There is a new documentary on Howard Zinn. It's called You Can't Be Neutral on a Moving Train, which is also the title of his memoir. Can you be neutral in a time like this? Can you afford to just watch Bush and Kerry campaign and not bother to vote on November 2?

No, I don't think you can. I've often had this argument with people who have not liked either of the candidates. Since I started to vote, I've usually not liked either of the candidates, and occasionally to the point where in a more local election I feel like either of them is going to be destructive, and I'll vote for some third-party candidate. Usually on the presidential level you can boil it down to, okay, you don't think much of either of them. Here’s an issue. I know some people now who are working for this League of Pissed Off Voters. And they will go into a club and they'll say, “Okay, one issue. Bush is adamantly against a needle-sharing program and Kerry thinks it's a good idea. On that one issue go to the polls. It's not going to cost you.
Register, vote.

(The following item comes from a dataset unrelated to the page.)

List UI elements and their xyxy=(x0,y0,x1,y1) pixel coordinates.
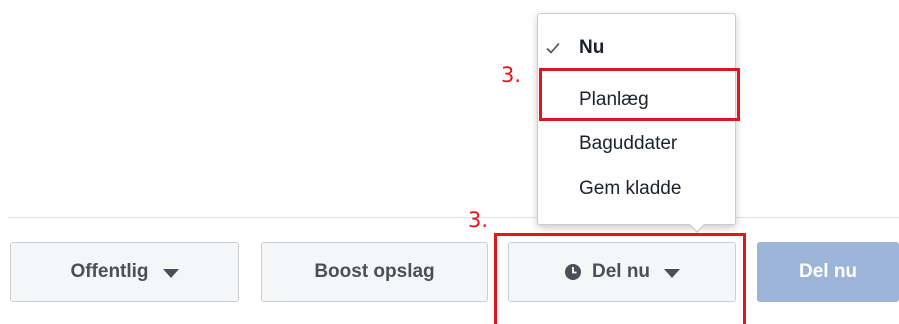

Forget about the rest of what they're doing and whether you even understand it or care about it.” You can usually find five or six of those things that one of the guys is more to your thinking than the other one. And you might as well do it. It doesn't cost you anything. It costs you an hour, maybe, to get down there.

What's coming up for you?

A lot of publicity for Silver City. We’re coordinating with getout- the-vote groups and some environmental groups doing kind of First Friday things, where they can do fundraisers and kind of rallying-cry get-togethers using the movie. And, quite honestly, when we finish a movie, we very often don't know if we're going to get to make another one. I've got a couple big historical epics that I've written. I'd love to be able to raise the money to do those. It's been impossible in the past. Maybe it will become more possible, for whatever reason. And then there is always Plan B, which is to write something very low-budget and be able to mostly finance it yourself or get it from a source that has a little bit of money in their pocket. I haven't figured out what that's going to be yet.

[Due to time constraints some portions of the interview were not included in the national broadcast. Those portions are included in this transcript.]